My students were originally interested in the filmmaking portion of the project; little did they know that the interviewing process would be far more memorable. They were hooked. Better yet, they were deeply engaged in expanding their own historical understanding as our visitor explained that he’d been arrested for his activism in cities around the world. His history of nonviolent protest included standing against apartheid in South Africa and standing up for gay rights in France. 

And, yet, while I know my students were inspired by the gentleman’s story, I was mistaken when I assumed that they would connect it to their own lives. I neglected the fact that my students had limited knowledge of social history, almost nothing beyond mainstream facts of the civil rights movement. They, therefore, needed a historical context to properly connect their own lives to this gentleman’s actions. 

This fact became apparent in a follow-up conversation during which students shared that they would never have made the sacrifices he and other activists made years ago.

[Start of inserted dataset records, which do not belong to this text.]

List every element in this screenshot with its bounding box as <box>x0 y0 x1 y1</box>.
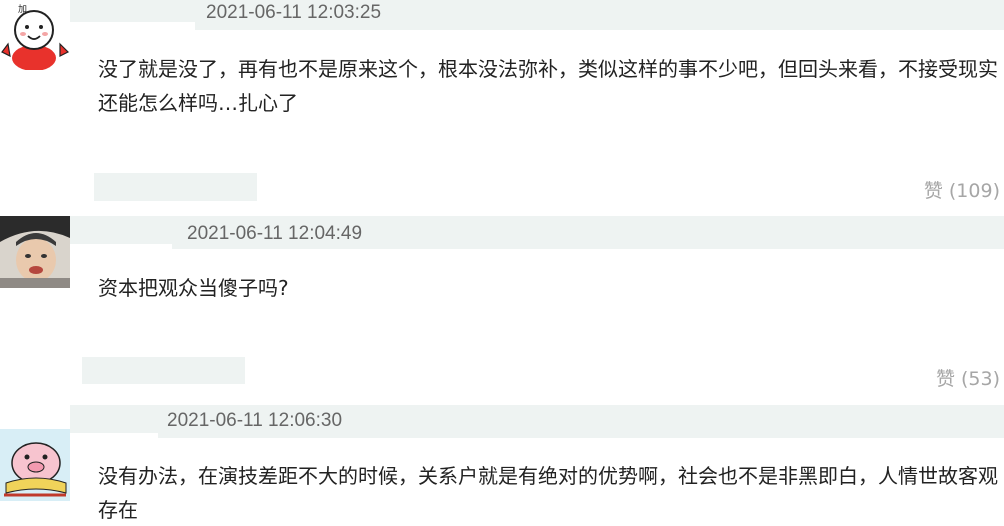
comment-text: 没了就是没了，再有也不是原来这个，根本没法弥补，类似这样的事不少吧，但回头来看，… <box>98 57 998 115</box>
like-button[interactable]: 赞 (53) <box>936 364 1000 391</box>
username-redacted[interactable] <box>70 405 158 433</box>
username-redacted[interactable] <box>70 216 172 244</box>
cartoon-pig-icon <box>0 429 70 501</box>
comment-text: 资本把观众当傻子吗? <box>98 276 289 300</box>
comment-item: 2021-06-11 12:03:25 加 没了就是没了，再有也不是原来这个，根… <box>0 0 1004 216</box>
like-button[interactable]: 赞 (109) <box>924 176 1000 203</box>
comment-list: 2021-06-11 12:03:25 加 没了就是没了，再有也不是原来这个，根… <box>0 0 1004 526</box>
photo-avatar-icon <box>0 216 70 288</box>
avatar[interactable] <box>0 216 70 288</box>
avatar[interactable]: 加 <box>0 0 70 70</box>
avatar[interactable] <box>0 429 70 501</box>
comment-timestamp: 2021-06-11 12:04:49 <box>187 223 363 244</box>
reply-area-redacted[interactable] <box>94 173 257 201</box>
reply-area-redacted[interactable] <box>82 357 245 384</box>
comment-timestamp: 2021-06-11 12:06:30 <box>167 410 343 431</box>
comment-item: 2021-06-11 12:06:30 没有办法，在演技差距不大的时候，关系户就… <box>0 405 1004 526</box>
cartoon-face-icon: 加 <box>0 0 70 70</box>
comment-timestamp: 2021-06-11 12:03:25 <box>206 2 382 23</box>
username-redacted[interactable] <box>70 0 195 22</box>
comment-item: 2021-06-11 12:04:49 资本把观众当傻子吗? 赞 (53) <box>0 216 1004 406</box>
comment-text: 没有办法，在演技差距不大的时候，关系户就是有绝对的优势啊，社会也不是非黑即白，人… <box>98 464 998 522</box>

“If I was alive at that time, they would’ve been in trouble,” one young man said. “Because there’s no way I’m going to jail for someone else.”

His statement intrigued me. Through a series of subsequent discussions about this sentiment, my students and I came to some conclusions:

  1. Laws were unjust decades ago, especially for people of color and women.
  2. People who did not have voting rights needed other methods to make their voices heard.
  3. If no one stood up to unjust laws, they never would have changed.

By contextualizing the gentleman’s activism, students were able to better understand his actions. But they still called it “adult stuff,” questioning the role of children.

“You do know that children and teenagers played a huge role in the civil rights movement?” I asked.

Come to find out, they did not. We’d arrived at the root of the situation: Students thought of history and social change in terms of iconic figures, heroes and heroines, instead of common folk. They didn’t know about the leaders behind the scenes, such as Ella Baker, Fannie Lou Hamer, Septima Poinsette Clark, Bayard Rustin, or the hundreds of child activists in the Children’s Crusade in Birmingham, Ala., in 1963.

The coming weeks in my class included more reading and discussion of young, unacknowledged change agents. I used Ellen Levine’s Freedom’s Children and Elizabeth Partridge’s Marching for Freedom, both nonfiction books about young people’s involvement in the civil rights movement. Students read the story of Claudette Colvin, the 15-year-old girl who refused to give up her seat in Montgomery, Ala., nine months before Rosa Parks did the same thing.

My goal was to explode conventional ideas about who makes history and why. I wanted my students to know that we all make history, even if our names don’t make it into history books. And that these activists were people who made mistakes, had doubts, worried about skin color and their looks and had other experiences to which my students could relate.

Certainly, not all my students walked away with the same content knowledge or with neatly constructed understandings of the 1950s and ‘60s. But they all learned that studying history is difficult, complicated and dependent on the storyteller’s point of view. And they discovered that the great change agents of the past (many of whom were young people) were not so different from those of us living in the present. 

As they worked to focus their social justice films on a certain activist or issue, I saw students struggle to articulate what activism means in the context of the social issues that touch their lives. They had to work with their partners and think through what they really believed, what evidence supports their beliefs and how to best communicate those beliefs to others. This struggle, I believe, is where learning truly lives.

Knight teaches at Boston Arts Academy, a public school for the visual and performing arts.